Les contrats sont signés, dans la plupart des cas, pour une durée de cinq années. Les mégiers ou fermiers habitent tous Roquebrune et sont généralement qualifiés de travailleurs et par deux fois d’issartiers. Ils doivent prendre en charge l’entretien de 18 à 240 « maisons de mouches à miel sive bruscz abbeillas » [10] soit une moyenne de 75 ruches environ.

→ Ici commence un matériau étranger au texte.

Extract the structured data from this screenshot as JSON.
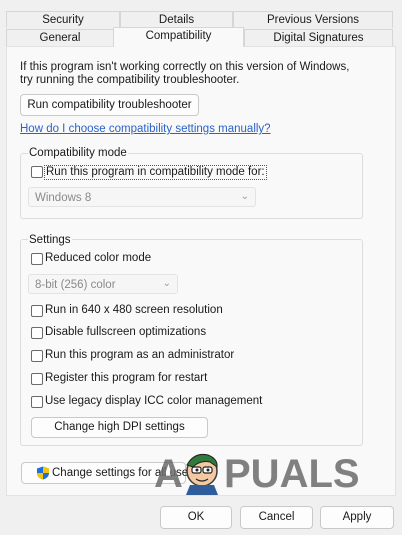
{
  "tabs": {
    "row1": [
      "Security",
      "Details",
      "Previous Versions"
    ],
    "row2": [
      "General",
      "Compatibility",
      "Digital Signatures"
    ]
  },
  "intro_text_1": "If this program isn't working correctly on this version of Windows,",
  "intro_text_2": "try running the compatibility troubleshooter.",
  "troubleshooter_button": "Run compatibility troubleshooter",
  "manual_link": "How do I choose compatibility settings manually?",
  "compat_mode": {
    "group_label": "Compatibility mode",
    "checkbox_label": "Run this program in compatibility mode for:",
    "checked": false,
    "dropdown_value": "Windows 8"
  },
  "settings": {
    "group_label": "Settings",
    "reduced_color": {
      "label": "Reduced color mode",
      "checked": false
    },
    "color_dropdown_value": "8-bit (256) color",
    "options": [
      {
        "label": "Run in 640 x 480 screen resolution",
        "checked": false
      },
      {
        "label": "Disable fullscreen optimizations",
        "checked": false
      },
      {
        "label": "Run this program as an administrator",
        "checked": false
      },
      {
        "label": "Register this program for restart",
        "checked": false
      },
      {
        "label": "Use legacy display ICC color management",
        "checked": false
      }
    ],
    "dpi_button": "Change high DPI settings"
  },
  "all_users_button": "Change settings for all users",
  "footer": {
    "ok": "OK",
    "cancel": "Cancel",
    "apply": "Apply"
  },
  "watermark": "APPUALS",
  "colors": {
    "link": "#2a62c8",
    "shield_blue": "#1e6fd9",
    "shield_yellow": "#f2c313"
  }
}
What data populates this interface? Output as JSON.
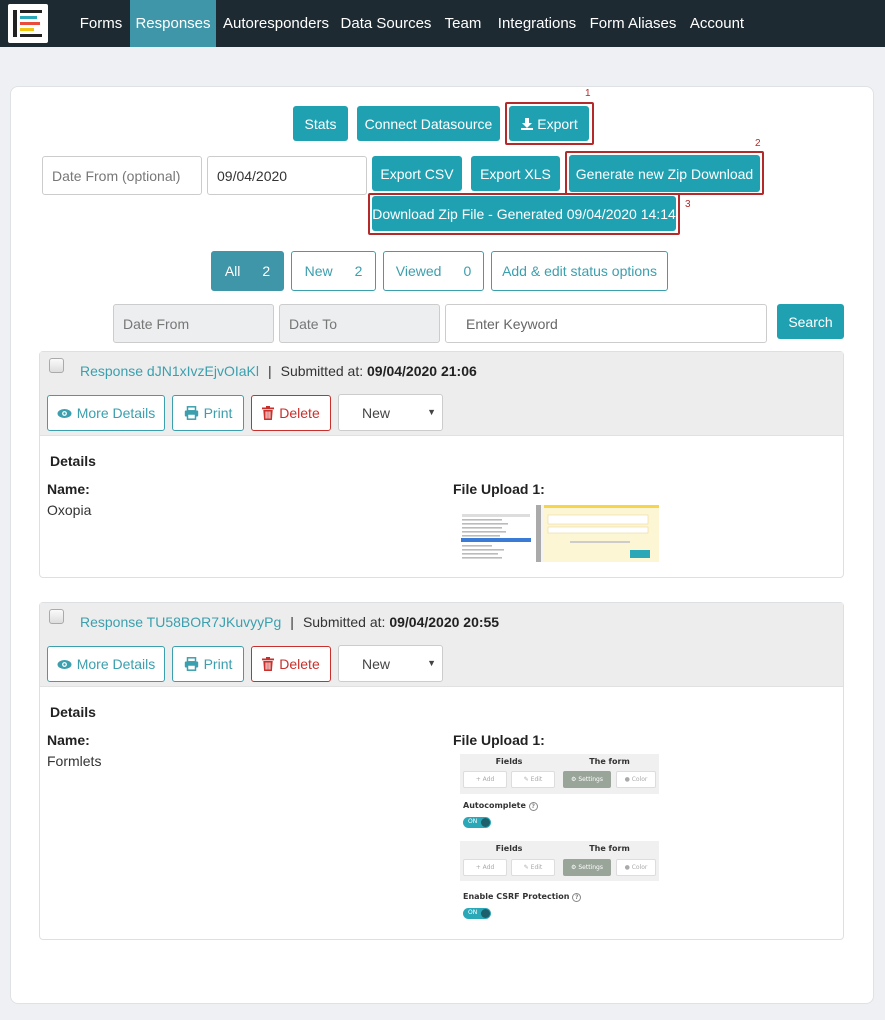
{
  "nav": {
    "items": [
      "Forms",
      "Responses",
      "Autoresponders",
      "Data Sources",
      "Team",
      "Integrations",
      "Form Aliases",
      "Account"
    ],
    "active": "Responses"
  },
  "toolbar": {
    "stats": "Stats",
    "connect_datasource": "Connect Datasource",
    "export": "Export",
    "date_from_placeholder": "Date From (optional)",
    "date_to_value": "09/04/2020",
    "export_csv": "Export CSV",
    "export_xls": "Export XLS",
    "generate_zip": "Generate new Zip Download",
    "download_zip": "Download Zip File - Generated 09/04/2020 14:14",
    "callouts": [
      "1",
      "2",
      "3"
    ]
  },
  "filters": {
    "tabs": [
      {
        "label": "All",
        "count": "2"
      },
      {
        "label": "New",
        "count": "2"
      },
      {
        "label": "Viewed",
        "count": "0"
      }
    ],
    "status_options": "Add & edit status options",
    "date_from": "Date From",
    "date_to": "Date To",
    "keyword_placeholder": "Enter Keyword",
    "search": "Search"
  },
  "responses": [
    {
      "id": "Response dJN1xIvzEjvOIaKl",
      "submitted_label": "Submitted at:",
      "submitted_at": "09/04/2020 21:06",
      "more_details": "More Details",
      "print": "Print",
      "delete": "Delete",
      "status": "New",
      "details_heading": "Details",
      "name_label": "Name:",
      "name_value": "Oxopia",
      "upload_label": "File Upload 1:"
    },
    {
      "id": "Response TU58BOR7JKuvyyPg",
      "submitted_label": "Submitted at:",
      "submitted_at": "09/04/2020 20:55",
      "more_details": "More Details",
      "print": "Print",
      "delete": "Delete",
      "status": "New",
      "details_heading": "Details",
      "name_label": "Name:",
      "name_value": "Formlets",
      "upload_label": "File Upload 1:",
      "thumb": {
        "fields": "Fields",
        "the_form": "The form",
        "add": "Add",
        "edit": "Edit",
        "settings": "Settings",
        "color": "Color",
        "autocomplete": "Autocomplete",
        "csrf": "Enable CSRF Protection",
        "on": "ON"
      }
    }
  ],
  "colors": {
    "nav_bg": "#1e2a32",
    "accent": "#20a1b2",
    "active_tab": "#3f96a8",
    "danger": "#c9302c",
    "callout": "#b22a2a"
  }
}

Les maigres renseignements glanés dans le cadastre, CC. 8, des Archives Communales de Roquebrune, daté de 1657 [11], indique, dans les biens possédés par Barthelemy Allons : une luegue d’apier située au quartier de Pétignon avec « une maison, un jas, autres bastiment, patec, terre, verguier avec ollivier » [12] ; par ailleurs le contrat passé en 1629 entre Gerfroy Jauvat de Saint-Tropez et Guilhem Feran de Roquebrune, stipule qu’un apier avec une maison, un jas, vigne et issarterie se trouvent dans l’acapte de G. Jauvat au carton du Revest [13]. Ce type de configuration qui associe un apier à une habitation correspond à une production domestique et se rencontre fréquemment dans l’ensemble de la Provence.
Pourtant, les apiers mentionnés dans les minutes des notaires de Roquebrune sont, pour la plupart, situés dans une « issarterie ».

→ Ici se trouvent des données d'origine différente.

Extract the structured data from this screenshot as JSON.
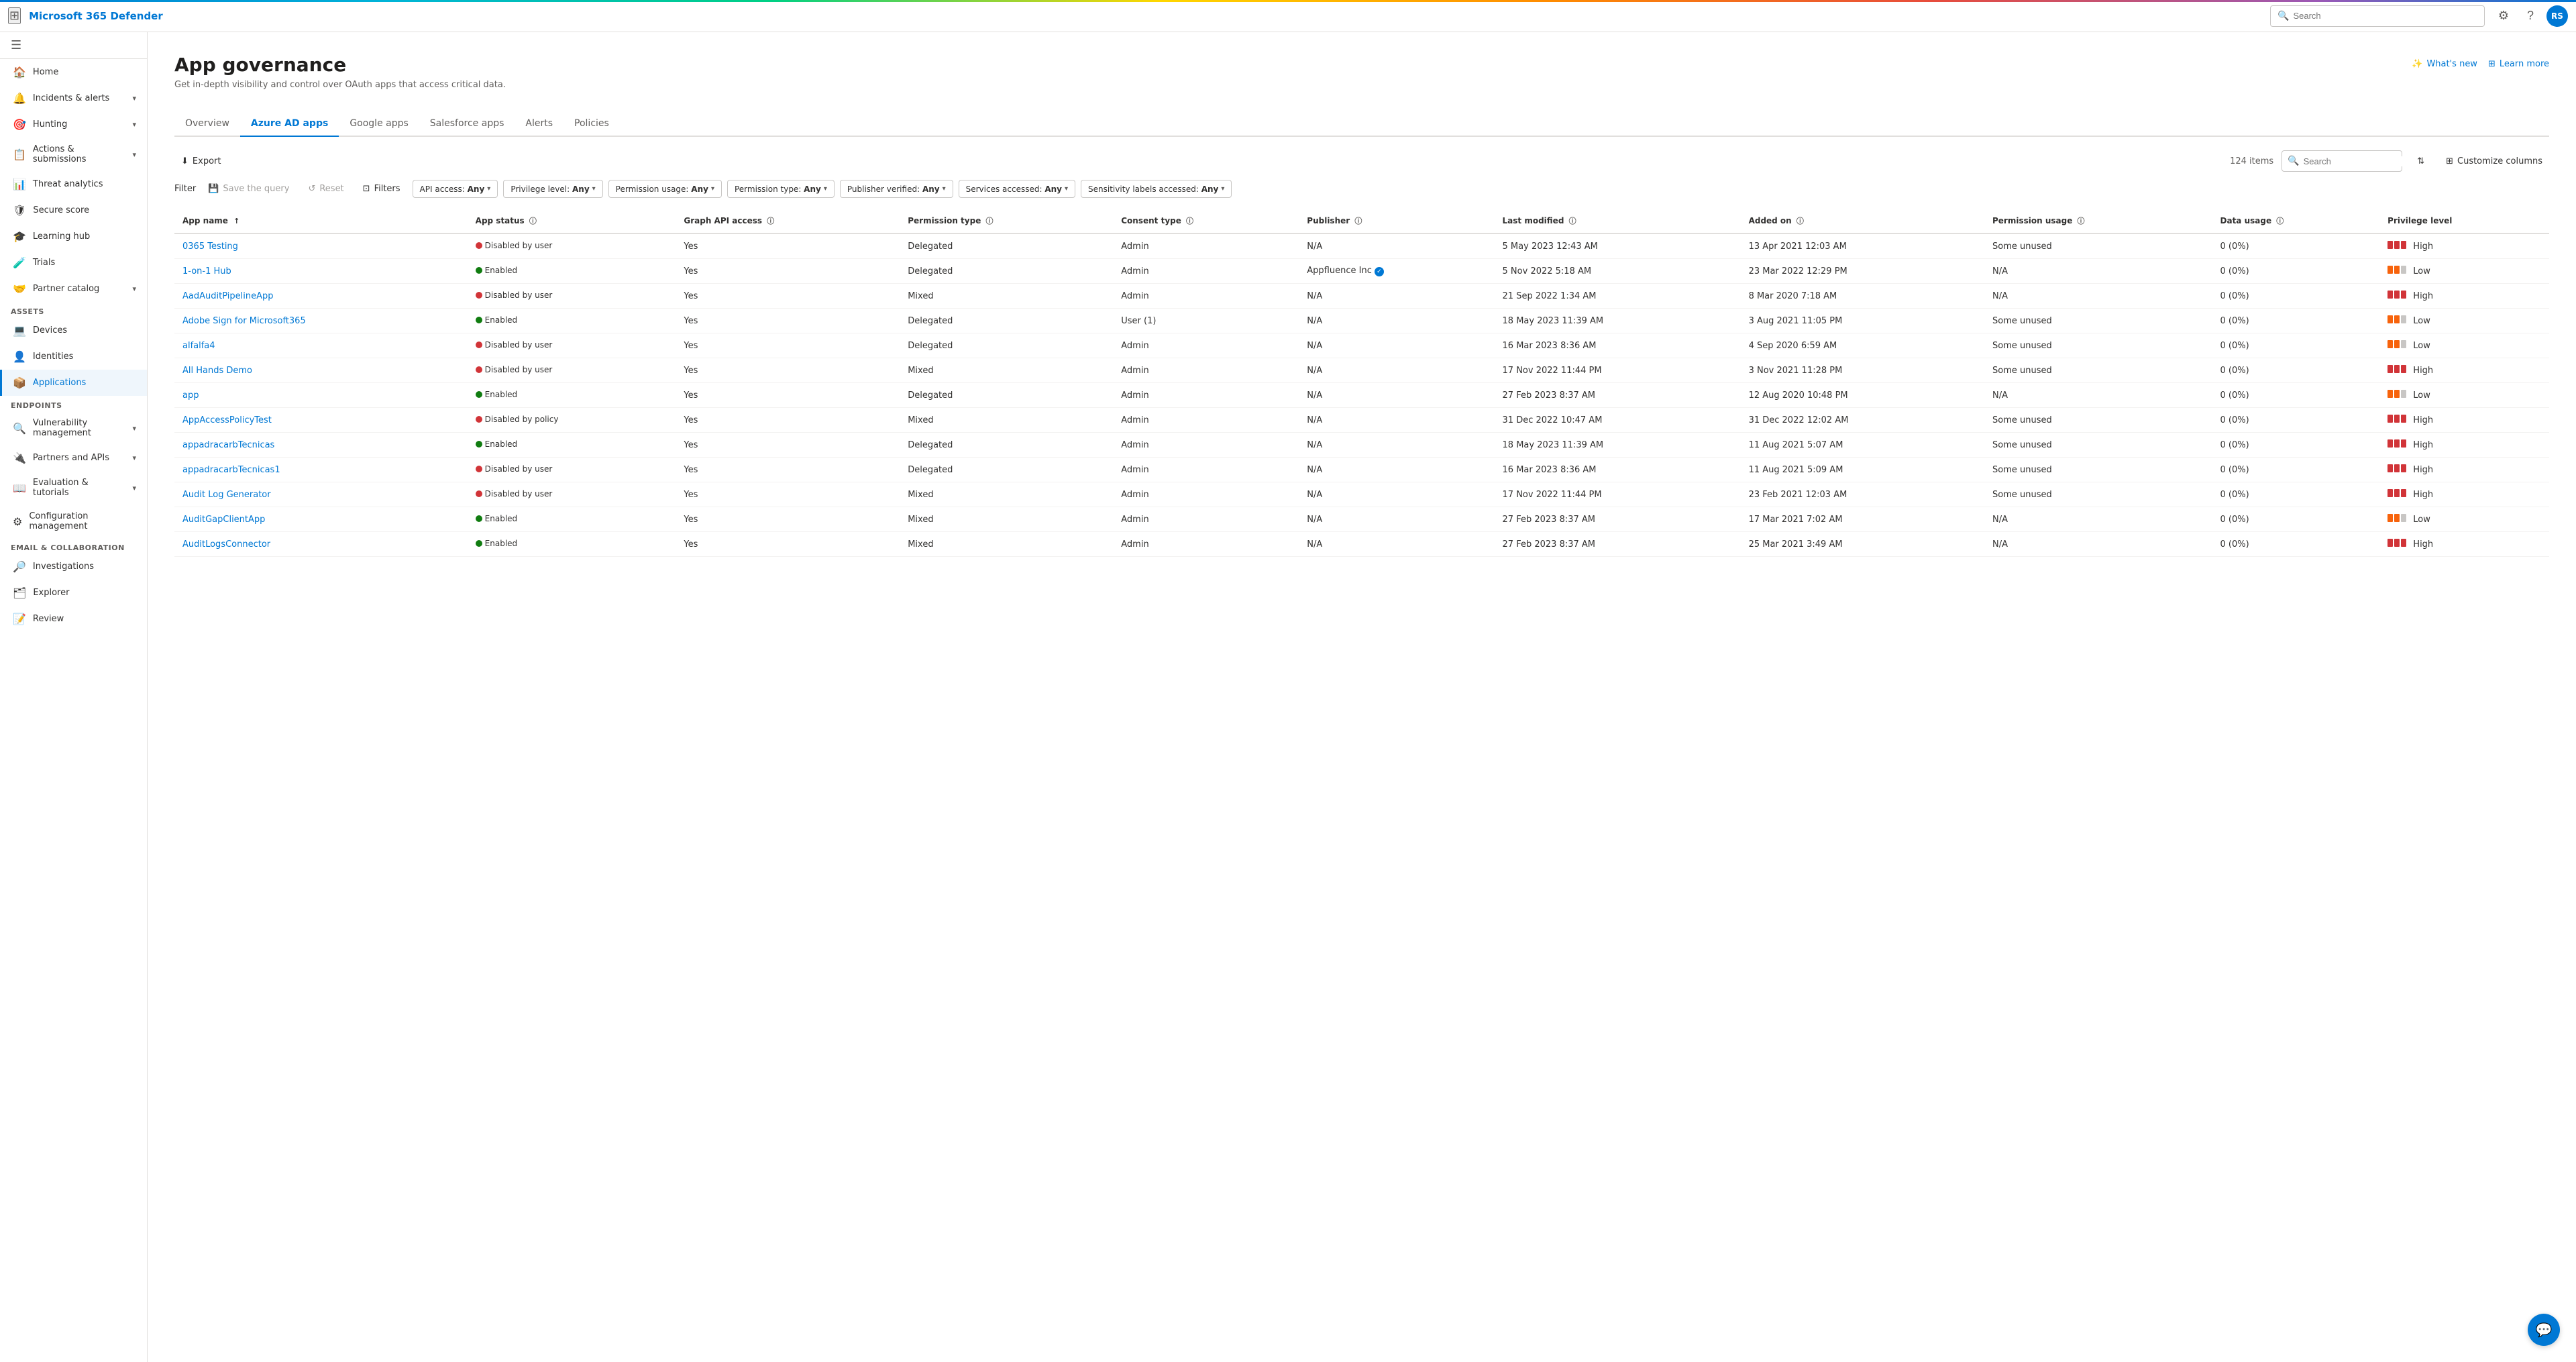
{
  "topbar": {
    "brand": "Microsoft 365 Defender",
    "search_placeholder": "Search",
    "avatar_initials": "RS"
  },
  "sidebar": {
    "collapse_label": "Collapse",
    "items": [
      {
        "id": "home",
        "label": "Home",
        "icon": "🏠",
        "expandable": false
      },
      {
        "id": "incidents",
        "label": "Incidents & alerts",
        "icon": "🔔",
        "expandable": true
      },
      {
        "id": "hunting",
        "label": "Hunting",
        "icon": "🎯",
        "expandable": true
      },
      {
        "id": "actions",
        "label": "Actions & submissions",
        "icon": "📋",
        "expandable": true
      },
      {
        "id": "threat",
        "label": "Threat analytics",
        "icon": "📊",
        "expandable": false
      },
      {
        "id": "secure",
        "label": "Secure score",
        "icon": "🛡",
        "expandable": false
      },
      {
        "id": "learning",
        "label": "Learning hub",
        "icon": "🎓",
        "expandable": false
      },
      {
        "id": "trials",
        "label": "Trials",
        "icon": "🧪",
        "expandable": false
      },
      {
        "id": "partner",
        "label": "Partner catalog",
        "icon": "🤝",
        "expandable": true
      },
      {
        "id": "assets_header",
        "label": "Assets",
        "section": true
      },
      {
        "id": "devices",
        "label": "Devices",
        "icon": "💻",
        "expandable": false
      },
      {
        "id": "identities",
        "label": "Identities",
        "icon": "👤",
        "expandable": false
      },
      {
        "id": "applications",
        "label": "Applications",
        "icon": "📦",
        "expandable": false,
        "active": true
      },
      {
        "id": "endpoints_header",
        "label": "Endpoints",
        "section": true
      },
      {
        "id": "vulnerability",
        "label": "Vulnerability management",
        "icon": "🔍",
        "expandable": true
      },
      {
        "id": "partners_apis",
        "label": "Partners and APIs",
        "icon": "🔌",
        "expandable": true
      },
      {
        "id": "evaluation",
        "label": "Evaluation & tutorials",
        "icon": "📖",
        "expandable": true
      },
      {
        "id": "config",
        "label": "Configuration management",
        "icon": "⚙",
        "expandable": false
      },
      {
        "id": "email_collab_header",
        "label": "Email & collaboration",
        "section": true
      },
      {
        "id": "investigations",
        "label": "Investigations",
        "icon": "🔎",
        "expandable": false
      },
      {
        "id": "explorer",
        "label": "Explorer",
        "icon": "🗂",
        "expandable": false
      },
      {
        "id": "review",
        "label": "Review",
        "icon": "📝",
        "expandable": false
      }
    ]
  },
  "page": {
    "title": "App governance",
    "subtitle": "Get in-depth visibility and control over OAuth apps that access critical data.",
    "whats_new_label": "What's new",
    "learn_more_label": "Learn more"
  },
  "tabs": [
    {
      "id": "overview",
      "label": "Overview"
    },
    {
      "id": "azure_ad",
      "label": "Azure AD apps",
      "active": true
    },
    {
      "id": "google",
      "label": "Google apps"
    },
    {
      "id": "salesforce",
      "label": "Salesforce apps"
    },
    {
      "id": "alerts",
      "label": "Alerts"
    },
    {
      "id": "policies",
      "label": "Policies"
    }
  ],
  "toolbar": {
    "export_label": "Export",
    "filter_label": "Filter",
    "save_query_label": "Save the query",
    "reset_label": "Reset",
    "filters_label": "Filters",
    "items_count": "124 items",
    "search_placeholder": "Search",
    "customize_columns_label": "Customize columns"
  },
  "filters": [
    {
      "label": "API access:",
      "value": "Any"
    },
    {
      "label": "Privilege level:",
      "value": "Any"
    },
    {
      "label": "Permission usage:",
      "value": "Any"
    },
    {
      "label": "Permission type:",
      "value": "Any"
    },
    {
      "label": "Publisher verified:",
      "value": "Any"
    },
    {
      "label": "Services accessed:",
      "value": "Any"
    },
    {
      "label": "Sensitivity labels accessed:",
      "value": "Any"
    }
  ],
  "table": {
    "columns": [
      {
        "id": "app_name",
        "label": "App name",
        "sortable": true,
        "sort_dir": "asc"
      },
      {
        "id": "app_status",
        "label": "App status",
        "info": true
      },
      {
        "id": "graph_api",
        "label": "Graph API access",
        "info": true
      },
      {
        "id": "permission_type",
        "label": "Permission type",
        "info": true
      },
      {
        "id": "consent_type",
        "label": "Consent type",
        "info": true
      },
      {
        "id": "publisher",
        "label": "Publisher",
        "info": true
      },
      {
        "id": "last_modified",
        "label": "Last modified",
        "info": true
      },
      {
        "id": "added_on",
        "label": "Added on",
        "info": true
      },
      {
        "id": "permission_usage",
        "label": "Permission usage",
        "info": true
      },
      {
        "id": "data_usage",
        "label": "Data usage",
        "info": true
      },
      {
        "id": "privilege_level",
        "label": "Privilege level"
      }
    ],
    "rows": [
      {
        "app_name": "0365 Testing",
        "app_status": "Disabled by user",
        "status_type": "disabled",
        "graph_api": "Yes",
        "permission_type": "Delegated",
        "consent_type": "Admin",
        "publisher": "N/A",
        "verified": false,
        "last_modified": "5 May 2023 12:43 AM",
        "added_on": "13 Apr 2021 12:03 AM",
        "permission_usage": "Some unused",
        "data_usage": "0 (0%)",
        "privilege_level": "High",
        "privilege_type": "high"
      },
      {
        "app_name": "1-on-1 Hub",
        "app_status": "Enabled",
        "status_type": "enabled",
        "graph_api": "Yes",
        "permission_type": "Delegated",
        "consent_type": "Admin",
        "publisher": "Appfluence Inc",
        "verified": true,
        "last_modified": "5 Nov 2022 5:18 AM",
        "added_on": "23 Mar 2022 12:29 PM",
        "permission_usage": "N/A",
        "data_usage": "0 (0%)",
        "privilege_level": "Low",
        "privilege_type": "low"
      },
      {
        "app_name": "AadAuditPipelineApp",
        "app_status": "Disabled by user",
        "status_type": "disabled",
        "graph_api": "Yes",
        "permission_type": "Mixed",
        "consent_type": "Admin",
        "publisher": "N/A",
        "verified": false,
        "last_modified": "21 Sep 2022 1:34 AM",
        "added_on": "8 Mar 2020 7:18 AM",
        "permission_usage": "N/A",
        "data_usage": "0 (0%)",
        "privilege_level": "High",
        "privilege_type": "high"
      },
      {
        "app_name": "Adobe Sign for Microsoft365",
        "app_status": "Enabled",
        "status_type": "enabled",
        "graph_api": "Yes",
        "permission_type": "Delegated",
        "consent_type": "User (1)",
        "publisher": "N/A",
        "verified": false,
        "last_modified": "18 May 2023 11:39 AM",
        "added_on": "3 Aug 2021 11:05 PM",
        "permission_usage": "Some unused",
        "data_usage": "0 (0%)",
        "privilege_level": "Low",
        "privilege_type": "low"
      },
      {
        "app_name": "alfalfa4",
        "app_status": "Disabled by user",
        "status_type": "disabled",
        "graph_api": "Yes",
        "permission_type": "Delegated",
        "consent_type": "Admin",
        "publisher": "N/A",
        "verified": false,
        "last_modified": "16 Mar 2023 8:36 AM",
        "added_on": "4 Sep 2020 6:59 AM",
        "permission_usage": "Some unused",
        "data_usage": "0 (0%)",
        "privilege_level": "Low",
        "privilege_type": "low"
      },
      {
        "app_name": "All Hands Demo",
        "app_status": "Disabled by user",
        "status_type": "disabled",
        "graph_api": "Yes",
        "permission_type": "Mixed",
        "consent_type": "Admin",
        "publisher": "N/A",
        "verified": false,
        "last_modified": "17 Nov 2022 11:44 PM",
        "added_on": "3 Nov 2021 11:28 PM",
        "permission_usage": "Some unused",
        "data_usage": "0 (0%)",
        "privilege_level": "High",
        "privilege_type": "high"
      },
      {
        "app_name": "app",
        "app_status": "Enabled",
        "status_type": "enabled",
        "graph_api": "Yes",
        "permission_type": "Delegated",
        "consent_type": "Admin",
        "publisher": "N/A",
        "verified": false,
        "last_modified": "27 Feb 2023 8:37 AM",
        "added_on": "12 Aug 2020 10:48 PM",
        "permission_usage": "N/A",
        "data_usage": "0 (0%)",
        "privilege_level": "Low",
        "privilege_type": "low"
      },
      {
        "app_name": "AppAccessPolicyTest",
        "app_status": "Disabled by policy",
        "status_type": "disabled",
        "graph_api": "Yes",
        "permission_type": "Mixed",
        "consent_type": "Admin",
        "publisher": "N/A",
        "verified": false,
        "last_modified": "31 Dec 2022 10:47 AM",
        "added_on": "31 Dec 2022 12:02 AM",
        "permission_usage": "Some unused",
        "data_usage": "0 (0%)",
        "privilege_level": "High",
        "privilege_type": "high"
      },
      {
        "app_name": "appadracarbTecnicas",
        "app_status": "Enabled",
        "status_type": "enabled",
        "graph_api": "Yes",
        "permission_type": "Delegated",
        "consent_type": "Admin",
        "publisher": "N/A",
        "verified": false,
        "last_modified": "18 May 2023 11:39 AM",
        "added_on": "11 Aug 2021 5:07 AM",
        "permission_usage": "Some unused",
        "data_usage": "0 (0%)",
        "privilege_level": "High",
        "privilege_type": "high"
      },
      {
        "app_name": "appadracarbTecnicas1",
        "app_status": "Disabled by user",
        "status_type": "disabled",
        "graph_api": "Yes",
        "permission_type": "Delegated",
        "consent_type": "Admin",
        "publisher": "N/A",
        "verified": false,
        "last_modified": "16 Mar 2023 8:36 AM",
        "added_on": "11 Aug 2021 5:09 AM",
        "permission_usage": "Some unused",
        "data_usage": "0 (0%)",
        "privilege_level": "High",
        "privilege_type": "high"
      },
      {
        "app_name": "Audit Log Generator",
        "app_status": "Disabled by user",
        "status_type": "disabled",
        "graph_api": "Yes",
        "permission_type": "Mixed",
        "consent_type": "Admin",
        "publisher": "N/A",
        "verified": false,
        "last_modified": "17 Nov 2022 11:44 PM",
        "added_on": "23 Feb 2021 12:03 AM",
        "permission_usage": "Some unused",
        "data_usage": "0 (0%)",
        "privilege_level": "High",
        "privilege_type": "high"
      },
      {
        "app_name": "AuditGapClientApp",
        "app_status": "Enabled",
        "status_type": "enabled",
        "graph_api": "Yes",
        "permission_type": "Mixed",
        "consent_type": "Admin",
        "publisher": "N/A",
        "verified": false,
        "last_modified": "27 Feb 2023 8:37 AM",
        "added_on": "17 Mar 2021 7:02 AM",
        "permission_usage": "N/A",
        "data_usage": "0 (0%)",
        "privilege_level": "Low",
        "privilege_type": "low"
      },
      {
        "app_name": "AuditLogsConnector",
        "app_status": "Enabled",
        "status_type": "enabled",
        "graph_api": "Yes",
        "permission_type": "Mixed",
        "consent_type": "Admin",
        "publisher": "N/A",
        "verified": false,
        "last_modified": "27 Feb 2023 8:37 AM",
        "added_on": "25 Mar 2021 3:49 AM",
        "permission_usage": "N/A",
        "data_usage": "0 (0%)",
        "privilege_level": "High",
        "privilege_type": "high"
      }
    ]
  },
  "chat_btn_label": "💬"
}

L’essart était un espace faiblement arboré dans lequel on semait la première année du blé, la seconde du seigle. Au préalable, on avait défriché l’espace à mettre en culture, la broussaille avait été brûlée et la cendre répandue sur le sol pour l’enrichir. Après les deux récoltes, la parcelle était laissée en jachère de 10 à 20 ans.
Dans le terroir de Roquebrune, les bonnes terres labourables étant rares, on cultivait également les céréales dans les collines sur des essarts. Le cadastre dit napoléonien de Roquebrune (1826) indique que, sur l’ensemble de la commune, 70% des espaces cultivés étaient des essarts. Et ce pourcentage atteint 90% pour la section F dite de Villepey, comprenant les quartiers de Bougnon, la Gaillarde et Villepey.
Il semble donc que l’essart ait été un type de culture particulièrement favorable à l’entretien d’abeilles, dans la mesure où après les deux années de culture, pendant le temps de jachère, l’espace défriché permettait la repousse de fleurs mellifères puis la croissance d’essences comme la bruyère ou l’arbousier, arbustes dont les fleurs permettent aux abeilles de butiner.
A Roquebrune on trouvait des bruscs abeilhats dans les cartiers de Pétignon, Bougnon ou la Gaillarde, mais ce sont les différents cartons du Revest qui semblent avoir été les plus appréciés. Ainsi dans l’acte passé le 7 juin 1670 entre les prieurs de « la luminaire du Très Auguste et Adorable Sacrement de l’autel » et Jean Marenc issartier, il est indiqué que « attandu que les parties ont reconnu que les bruscs ne sont pas bien logés, seront changés l’hiver prochain et portés à fraix communs dans le terroir du Revest, cartier de St-Dalmas » [14].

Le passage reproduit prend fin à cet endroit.